For Carrie, a therapist untrained in sexual issues did more harm than good. Because she didn’t feel like her experience had been abusive, and because she had genuine feelings for her new man, Carrie persevered. She researched and found someone who had the knowledge and insight into what was really making her feel confused about her reaction to this new sexual experience.
With the new therapist, Carrie discovered why the encounter had been so exciting. She discovered how common it is for men and women to enjoy being spanked during high arousal.
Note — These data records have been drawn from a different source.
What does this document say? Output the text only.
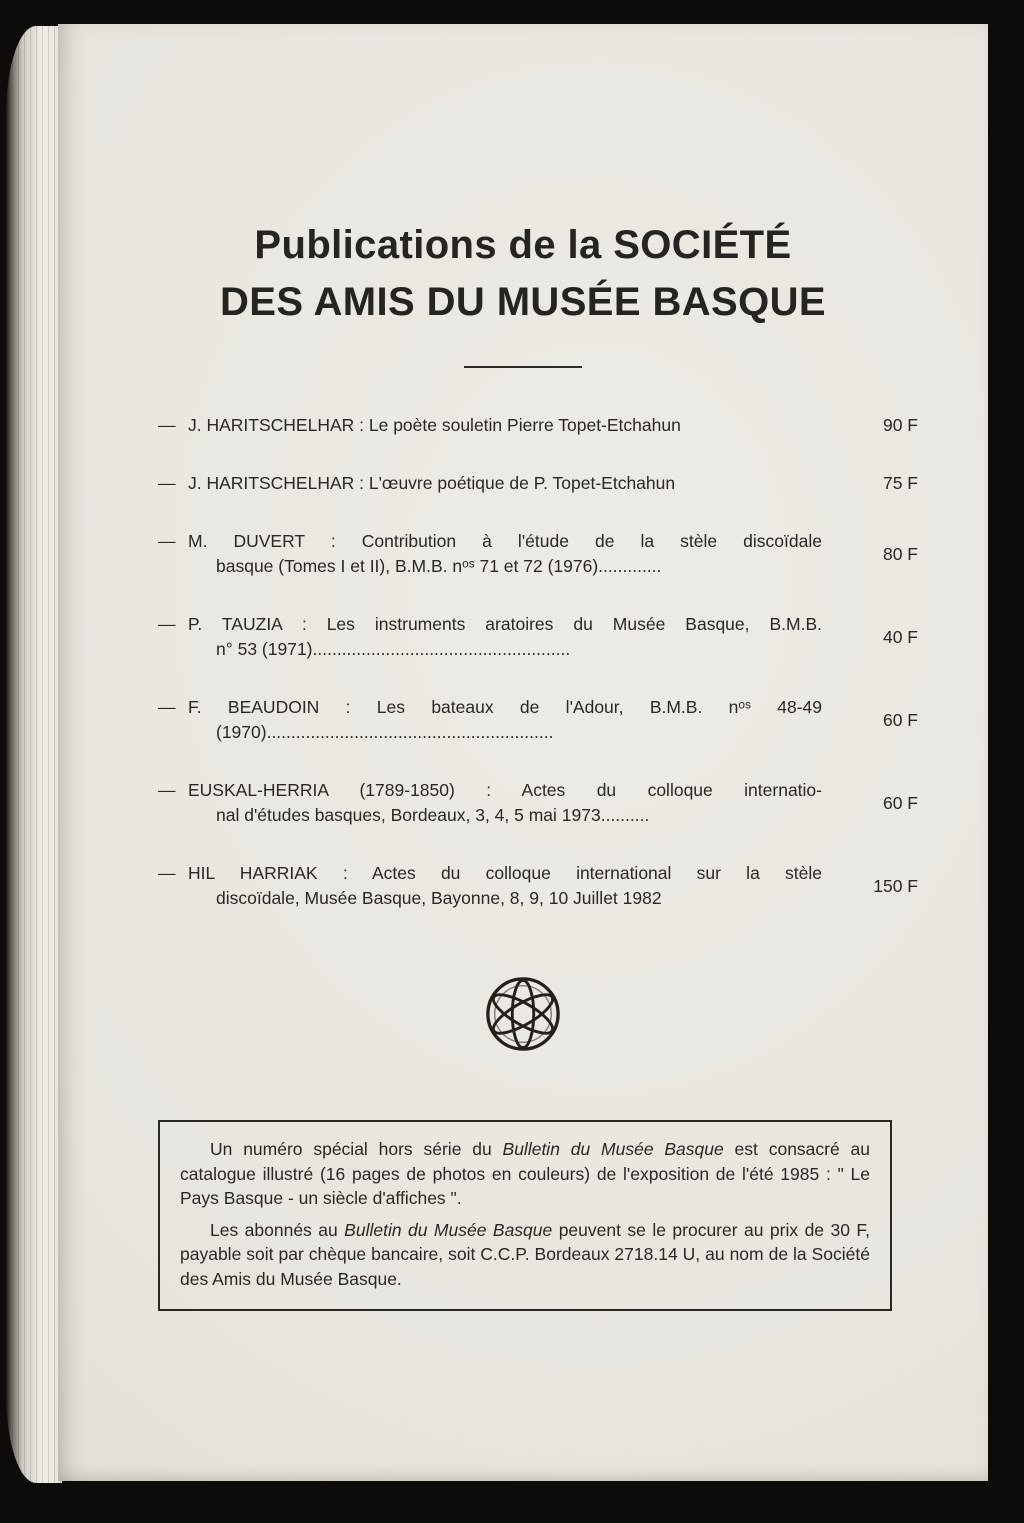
Publications de la SOCIÉTÉ
DES AMIS DU MUSÉE BASQUE
— J. HARITSCHELHAR : Le poète souletin Pierre Topet-Etchahun	90 F
— J. HARITSCHELHAR : L'œuvre poétique de P. Topet-Etchahun	75 F
— M. DUVERT : Contribution à l'étude de la stèle discoïdale
basque (Tomes I et II), B.M.B. nᵒˢ 71 et 72 (1976).............
80 F
— P. TAUZIA : Les instruments aratoires du Musée Basque, B.M.B.
n° 53 (1971).....................................................
40 F
— F. BEAUDOIN : Les bateaux de l'Adour, B.M.B. nᵒˢ 48-49
(1970)...........................................................
60 F
— EUSKAL-HERRIA (1789-1850) : Actes du colloque internatio-
nal d'études basques, Bordeaux, 3, 4, 5 mai 1973..........
60 F
— HIL HARRIAK : Actes du colloque international sur la stèle
discoïdale, Musée Basque, Bayonne, 8, 9, 10 Juillet 1982
150 F

Un numéro spécial hors série du Bulletin du Musée Basque est consacré au catalogue illustré (16 pages de photos en couleurs) de l'exposition de l'été 1985 : " Le Pays Basque - un siècle d'affiches ".

Les abonnés au Bulletin du Musée Basque peuvent se le procurer au prix de 30 F, payable soit par chèque bancaire, soit C.C.P. Bordeaux 2718.14 U, au nom de la Société des Amis du Musée Basque.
The trained sex therapist reminded her that nothing had happened without consent and she learned how talking with her partner in this open and frank manner allowed her to enjoy a new depth of intimacy and pleasure. She was able to grow into her sexuality, healing past hurts and learning some very personal and exciting things about herself. Instead of shame, she felt normalized and excited about this new level of understanding.
Good sex therapy allows you to feel empowered and validated in your sexuality. Don’t settle for less.